What is McClelland’s Theory of Needs?
McClelland’s theory of needs explains three needs namely – the need for achievement, the need for power, and the need for affiliation influence the motivation of people.
David Clarence McClelland (1917-1998), an American Psychologist proposed a motivation theory called the need theory. This theory is also commonly known as the three needs theory, acquired needs theory, motivational needs theory, learned needs theory, and achievement motivation model.
Maslow explains in his theory that, inherently people have some needs and for survival, they must satisfy those basic needs. McClelland explains people have such needs because of their life experiences.
But, McClelland explains people acquire needs based on their life journey or experiences. He says every one of us has these three needs (affiliation, power, and achievement). And, among these three needs, one is dominant in everyone.
And, the dominant one (need) shapes our behavior. People who have dominance of power need are usually good influencers. Affiliation ones are good at building relationships. And, people with dominant achievement needs are great performers and high achievers.
Components of Three Needs Theory
A short explanation of these three needs is mentioned below:
Also Read: Expectancy Theory of Motivation
Need For Affiliation
McClelland’s need for affiliation is similar to Maslow’s social needs and Alderfer’s relatedness needs. People with the need for affiliation are more concerned with establishing and maintaining friendly relationships with others.
Since we people are social animals. People with these needs love the interaction with people and want to be accepted by others. People who have a high need for affiliation have the following characteristics:
- They value the feelings of others.
- They have a strong desire for acceptance and approval from others.

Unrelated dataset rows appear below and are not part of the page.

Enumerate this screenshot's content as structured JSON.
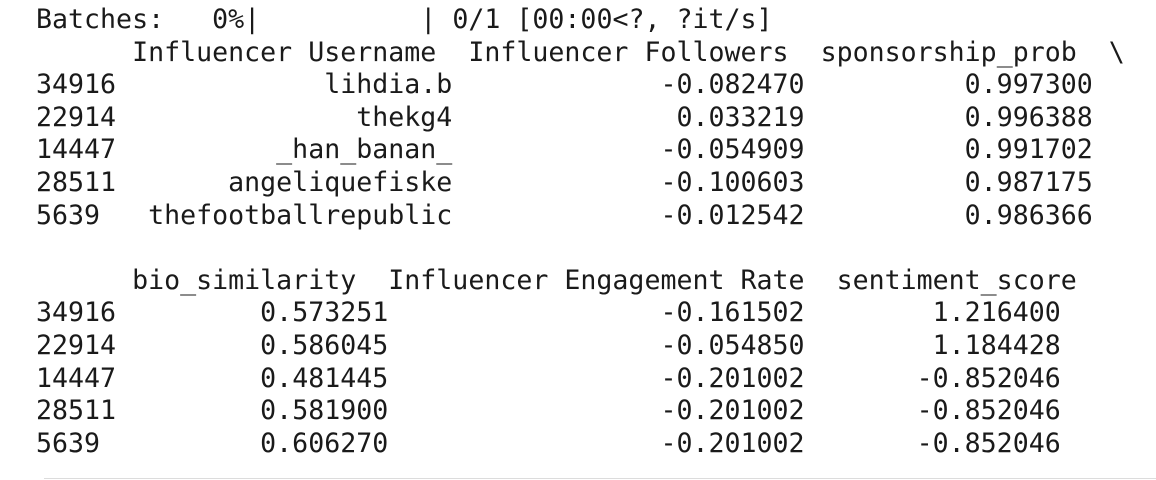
{
  "progress": {
    "label": "Batches:",
    "percent": "0%",
    "count": "0/1",
    "timing": "[00:00<?, ?it/s]",
    "fraction": 0
  },
  "table1": {
    "columns": [
      "Influencer Username",
      "Influencer Followers",
      "sponsorship_prob"
    ],
    "continuation": "\\",
    "rows": [
      {
        "index": "34916",
        "cells": [
          "lihdia.b",
          "-0.082470",
          "0.997300"
        ]
      },
      {
        "index": "22914",
        "cells": [
          "thekg4",
          "0.033219",
          "0.996388"
        ]
      },
      {
        "index": "14447",
        "cells": [
          "_han_banan_",
          "-0.054909",
          "0.991702"
        ]
      },
      {
        "index": "28511",
        "cells": [
          "angeliquefiske",
          "-0.100603",
          "0.987175"
        ]
      },
      {
        "index": "5639",
        "cells": [
          "thefootballrepublic",
          "-0.012542",
          "0.986366"
        ]
      }
    ]
  },
  "table2": {
    "columns": [
      "bio_similarity",
      "Influencer Engagement Rate",
      "sentiment_score"
    ],
    "rows": [
      {
        "index": "34916",
        "cells": [
          "0.573251",
          "-0.161502",
          "1.216400"
        ]
      },
      {
        "index": "22914",
        "cells": [
          "0.586045",
          "-0.054850",
          "1.184428"
        ]
      },
      {
        "index": "14447",
        "cells": [
          "0.481445",
          "-0.201002",
          "-0.852046"
        ]
      },
      {
        "index": "28511",
        "cells": [
          "0.581900",
          "-0.201002",
          "-0.852046"
        ]
      },
      {
        "index": "5639",
        "cells": [
          "0.606270",
          "-0.201002",
          "-0.852046"
        ]
      }
    ]
  }
}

- They view the organization as a platform to establish relationships.
Employees with a high need for affiliation are urged to create a friendly and more positive work environment. They are good team players. Everyone values each other and everyone wants to be accepted. They fear rejection. As such everyone is concentrated on achieving the team’s goal.
Such employees may increase the productivity of a team. However, a manager or a leader may be hampered if he has more need for affiliation because such leaders always wait for approval from others and this weakens their objectivity.
Need For Power
Power is the ability to influence others’ behaviors and actions. The need for power is the need to dominate, influence, and control people. They like to set goals, make decisions, and direct activities.
People who have a high need for power are characterized by having:
- The desire to exercise control over others.
- A concern for establishing leader-follower relations.
- A desire to direct and influence people.
Individuals who have the need for power seek to lead, they want their ideas to dominate or have an impact on others. They are motivated by the need for reputation and self-esteem.
In their personal life, people who have power need they seek to control and have authority over another person and influence and change their decisions in accordance with their own needs or desires. Whereas, in organizational settings, such people desire to direct and influence the behavior of employees.
Related: Authority Vs. Power
Managers or leaders who have a high need for power are usually more efficient and successful at their work or positions. They tend to set goals and drive the behavior of employees toward achieving such goals and ensuring the achievement of overall organizational goals.
Need For Achievement
The major focus of McClelland’s theory of motivation is this need. According to McClelland, a major factor in willingness to perform is the intensity/degree of an individual’s need for achievement.
The need for achievement is the need for challenge, personal accomplishment, and success in competitive situations. He found that people with a high need for achievement perform better than those with a moderate or low need for achievement.
McClelland identified the following characteristics of people with achievement needs.
- They like to take personal responsibility for finding solutions to problems.
- They like to take calculated risks and set moderate goals because with too many ambitious goals the chances for failure will be high and vice versa.
- They want concrete feedback on their performance.
- High achievers are not motivated by money, instead, employ money as a method of meeting the score of their achievement.
In short, it should be noted that according to McClelland, everyone has each of these needs to some degree. However, no two people have them in exactly the same proportions. For example, one person may be very high in his need for achievement but low in his need for power or affiliation and vice versa.
Related: Two Factor Theory of Motivation
Studies show that people with a high need to perform better in the workplace and establish their unique identity. Especially, in important entrepreneurial jobs like starting a new business these people are good.
Significance/Contribution of McClelland’s Theory
- McClelland’s motivation theory is promising for work motivation.
- It is important to national prosperity and progress. Without high achievers, nations can not be developed.
- This theory may work as a helping hand for job design in the workplace.
- Achievement-motivated people can be prepared through training programs and they can be the backbones of organizations.
- Since this theory is macro level theory it has several implications for entrepreneurship and other economic activities of the country.
- Achievement motivation can not be taught. It is because the acquisition of motives occurs in childhood and it is very difficult to change them once established.
- Creating achievement motivation through training does not last long. It is just a temporary induced feeling rather than a permanent change in behavior.
- Achieving training, though promising, is time-consuming and expensive.